4-1.相続財産が基礎控除範囲内のケース

相続時精算課税制度は、将来相続税がかからない人にはおすすめです。例えば、母・子の2人家族で、母が3,500万円の財産を持っていたとします。子どもが住宅を購入することになったので、2,000万円を贈与したいと考えたものの、普通に贈与した場合には多額の贈与税がかかってしまいます。

そんなときに使えるのが、相続時精算課税制度です。相続時精算課税制度を使えば、2,000万円を非課税で贈与できます。贈与をした後の母の財産額は、3,500万円から2,000万円を引いた1,500万円です。将来、母が亡くなってしまったときには、手元の財産1,500万円に、贈与をした2,000万円を加算した3,500万円で相続税を計算することになります。しかし、3,500万円は相続税の基礎控除の金額を下回るため、相続税はかかりません。相続時精算課税制度は、将来的に相続税のかからない人が使えば効果を発揮する制度です。

 

4-2.相続時には値上がりしている可能性が高い財産があるケース

将来的に値上がりする可能性の高い財産を所有しているケースでは、相続時精算課税制度を利用することで節税が可能です。相続時精算課税制度が適用された生前贈与は相続の際に課税されますが、相続税の計算は贈与時点の価値で行われます。例えば、贈与時点では1,000万円の土地が相続開始時点で4,000万円に値上がりしていた場合でも、値上がり分の3,000万円は相続税の計算に反映されません。

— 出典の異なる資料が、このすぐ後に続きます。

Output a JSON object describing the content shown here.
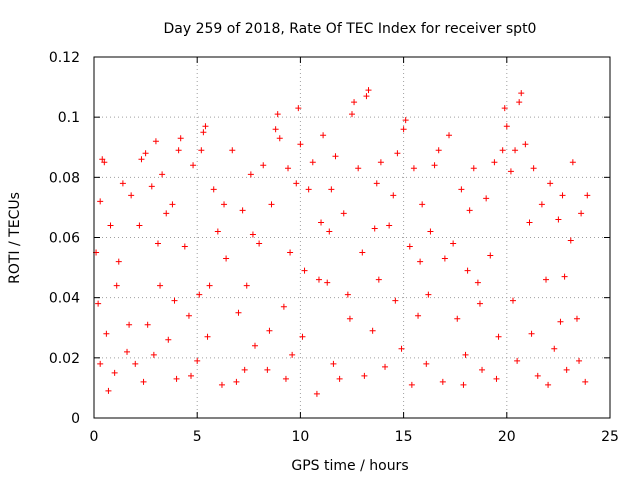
{
  "chart_data": {
    "type": "scatter",
    "title": "Day 259 of 2018, Rate Of TEC Index for receiver spt0",
    "xlabel": "GPS time / hours",
    "ylabel": "ROTI / TECUs",
    "xlim": [
      0,
      25
    ],
    "ylim": [
      0,
      0.12
    ],
    "x_ticks": [
      0,
      5,
      10,
      15,
      20,
      25
    ],
    "y_ticks": [
      0,
      0.02,
      0.04,
      0.06,
      0.08,
      0.1,
      0.12
    ],
    "x_tick_labels": [
      "0",
      "5",
      "10",
      "15",
      "20",
      "25"
    ],
    "y_tick_labels": [
      "0",
      "0.02",
      "0.04",
      "0.06",
      "0.08",
      "0.1",
      "0.12"
    ],
    "grid": true,
    "marker": "+",
    "color": "#ff0000",
    "series": [
      {
        "name": "ROTI",
        "points": [
          [
            0.1,
            0.055
          ],
          [
            0.2,
            0.038
          ],
          [
            0.3,
            0.072
          ],
          [
            0.4,
            0.086
          ],
          [
            0.5,
            0.085
          ],
          [
            0.6,
            0.028
          ],
          [
            0.8,
            0.064
          ],
          [
            1.0,
            0.015
          ],
          [
            1.2,
            0.052
          ],
          [
            1.4,
            0.078
          ],
          [
            1.6,
            0.022
          ],
          [
            1.8,
            0.074
          ],
          [
            2.0,
            0.018
          ],
          [
            2.2,
            0.064
          ],
          [
            2.3,
            0.086
          ],
          [
            2.5,
            0.088
          ],
          [
            2.6,
            0.031
          ],
          [
            2.8,
            0.077
          ],
          [
            3.0,
            0.092
          ],
          [
            3.2,
            0.044
          ],
          [
            3.3,
            0.081
          ],
          [
            3.5,
            0.068
          ],
          [
            3.6,
            0.026
          ],
          [
            3.8,
            0.071
          ],
          [
            4.0,
            0.013
          ],
          [
            4.1,
            0.089
          ],
          [
            4.2,
            0.093
          ],
          [
            4.4,
            0.057
          ],
          [
            4.6,
            0.034
          ],
          [
            4.8,
            0.084
          ],
          [
            5.0,
            0.019
          ],
          [
            5.2,
            0.089
          ],
          [
            5.3,
            0.095
          ],
          [
            5.4,
            0.097
          ],
          [
            5.6,
            0.044
          ],
          [
            5.8,
            0.076
          ],
          [
            6.0,
            0.062
          ],
          [
            6.2,
            0.011
          ],
          [
            6.4,
            0.053
          ],
          [
            6.7,
            0.089
          ],
          [
            6.9,
            0.012
          ],
          [
            7.2,
            0.069
          ],
          [
            7.4,
            0.044
          ],
          [
            7.6,
            0.081
          ],
          [
            7.8,
            0.024
          ],
          [
            8.0,
            0.058
          ],
          [
            8.2,
            0.084
          ],
          [
            8.4,
            0.016
          ],
          [
            8.6,
            0.071
          ],
          [
            8.8,
            0.096
          ],
          [
            8.9,
            0.101
          ],
          [
            9.0,
            0.093
          ],
          [
            9.2,
            0.037
          ],
          [
            9.4,
            0.083
          ],
          [
            9.6,
            0.021
          ],
          [
            9.8,
            0.078
          ],
          [
            9.9,
            0.103
          ],
          [
            10.0,
            0.091
          ],
          [
            10.2,
            0.049
          ],
          [
            10.4,
            0.076
          ],
          [
            10.6,
            0.085
          ],
          [
            10.8,
            0.008
          ],
          [
            11.0,
            0.065
          ],
          [
            11.1,
            0.094
          ],
          [
            11.3,
            0.045
          ],
          [
            11.5,
            0.076
          ],
          [
            11.7,
            0.087
          ],
          [
            11.9,
            0.013
          ],
          [
            12.1,
            0.068
          ],
          [
            12.3,
            0.041
          ],
          [
            12.5,
            0.101
          ],
          [
            12.6,
            0.105
          ],
          [
            12.8,
            0.083
          ],
          [
            13.0,
            0.055
          ],
          [
            13.2,
            0.107
          ],
          [
            13.3,
            0.109
          ],
          [
            13.5,
            0.029
          ],
          [
            13.7,
            0.078
          ],
          [
            13.9,
            0.085
          ],
          [
            14.1,
            0.017
          ],
          [
            14.3,
            0.064
          ],
          [
            14.5,
            0.074
          ],
          [
            14.7,
            0.088
          ],
          [
            14.9,
            0.023
          ],
          [
            15.0,
            0.096
          ],
          [
            15.1,
            0.099
          ],
          [
            15.3,
            0.057
          ],
          [
            15.5,
            0.083
          ],
          [
            15.7,
            0.034
          ],
          [
            15.9,
            0.071
          ],
          [
            16.1,
            0.018
          ],
          [
            16.3,
            0.062
          ],
          [
            16.5,
            0.084
          ],
          [
            16.7,
            0.089
          ],
          [
            16.9,
            0.012
          ],
          [
            17.2,
            0.094
          ],
          [
            17.4,
            0.058
          ],
          [
            17.6,
            0.033
          ],
          [
            17.8,
            0.076
          ],
          [
            18.0,
            0.021
          ],
          [
            18.2,
            0.069
          ],
          [
            18.4,
            0.083
          ],
          [
            18.6,
            0.045
          ],
          [
            18.8,
            0.016
          ],
          [
            19.0,
            0.073
          ],
          [
            19.2,
            0.054
          ],
          [
            19.4,
            0.085
          ],
          [
            19.6,
            0.027
          ],
          [
            19.8,
            0.089
          ],
          [
            19.9,
            0.103
          ],
          [
            20.0,
            0.097
          ],
          [
            20.2,
            0.082
          ],
          [
            20.4,
            0.089
          ],
          [
            20.6,
            0.105
          ],
          [
            20.7,
            0.108
          ],
          [
            20.9,
            0.091
          ],
          [
            21.1,
            0.065
          ],
          [
            21.3,
            0.083
          ],
          [
            21.5,
            0.014
          ],
          [
            21.7,
            0.071
          ],
          [
            21.9,
            0.046
          ],
          [
            22.1,
            0.078
          ],
          [
            22.3,
            0.023
          ],
          [
            22.5,
            0.066
          ],
          [
            22.7,
            0.074
          ],
          [
            22.9,
            0.016
          ],
          [
            23.1,
            0.059
          ],
          [
            23.2,
            0.085
          ],
          [
            23.4,
            0.033
          ],
          [
            23.6,
            0.068
          ],
          [
            23.8,
            0.012
          ],
          [
            23.9,
            0.074
          ],
          [
            0.3,
            0.018
          ],
          [
            1.1,
            0.044
          ],
          [
            1.7,
            0.031
          ],
          [
            2.4,
            0.012
          ],
          [
            3.1,
            0.058
          ],
          [
            3.9,
            0.039
          ],
          [
            4.7,
            0.014
          ],
          [
            5.5,
            0.027
          ],
          [
            6.3,
            0.071
          ],
          [
            7.0,
            0.035
          ],
          [
            7.7,
            0.061
          ],
          [
            8.5,
            0.029
          ],
          [
            9.3,
            0.013
          ],
          [
            10.1,
            0.027
          ],
          [
            10.9,
            0.046
          ],
          [
            11.6,
            0.018
          ],
          [
            12.4,
            0.033
          ],
          [
            13.1,
            0.014
          ],
          [
            13.8,
            0.046
          ],
          [
            14.6,
            0.039
          ],
          [
            15.4,
            0.011
          ],
          [
            16.2,
            0.041
          ],
          [
            17.0,
            0.053
          ],
          [
            17.9,
            0.011
          ],
          [
            18.7,
            0.038
          ],
          [
            19.5,
            0.013
          ],
          [
            20.3,
            0.039
          ],
          [
            21.2,
            0.028
          ],
          [
            22.0,
            0.011
          ],
          [
            22.8,
            0.047
          ],
          [
            23.5,
            0.019
          ],
          [
            0.7,
            0.009
          ],
          [
            2.9,
            0.021
          ],
          [
            5.1,
            0.041
          ],
          [
            7.3,
            0.016
          ],
          [
            9.5,
            0.055
          ],
          [
            11.4,
            0.062
          ],
          [
            13.6,
            0.063
          ],
          [
            15.8,
            0.052
          ],
          [
            18.1,
            0.049
          ],
          [
            20.5,
            0.019
          ],
          [
            22.6,
            0.032
          ]
        ]
      }
    ]
  }
}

将来的に値上がりする可能性の高い財産の例として、都市開発を控えた土地や、今後高値となりそうな株式などの有価証券が挙げられます。注意点として、相続開始時点で贈与当時より財産が値下がりしてしまった場合であっても、値下がり前の価格で相続税の計算に反映されることを頭に入れておきましょう。

 

4-3.一時的に多額の贈与を行いたいケース

年間110万円を超える贈与を検討している人や多額の贈与を行いたい人は、相続時精算課税制度の利用が向いていると言えます。例えば、子に対して一度に2,000万円の贈与を行うと、相続時精算課税制度を適用していない場合には、非課税分の110万円を差し引いた1,890万円に対して贈与税が課税されます。

しかし、相続時精算課税制度を利用すれば、相続発生時までは課税されることはありません。子や孫への資金援助として一時的に多額の贈与を行いたい場合には、相続時精算課税制度を利用するのがよいでしょう。

 

まとめ

相続時精算課税制度は、生前贈与を非課税で行える制度です。限度額は同じ贈与者からの贈与に対して累計2,500万円とされており、贈与にかかる税金は贈与者の死亡時に相続税を通して課税されます。

相続時精算課税制度を利用するメリットとして、まとまった金額の贈与ができること、「争族」を回避できることが挙げられます。しかし、少額の贈与でも申告が必要となること、登録免許税などのコストが増えることは、デメリットとして押さえておきましょう。贈与財産の将来的な値上がりが期待できる人や一時的に多額の贈与を行いたい人は、相続時精算課税制度を利用するのがおすすめです。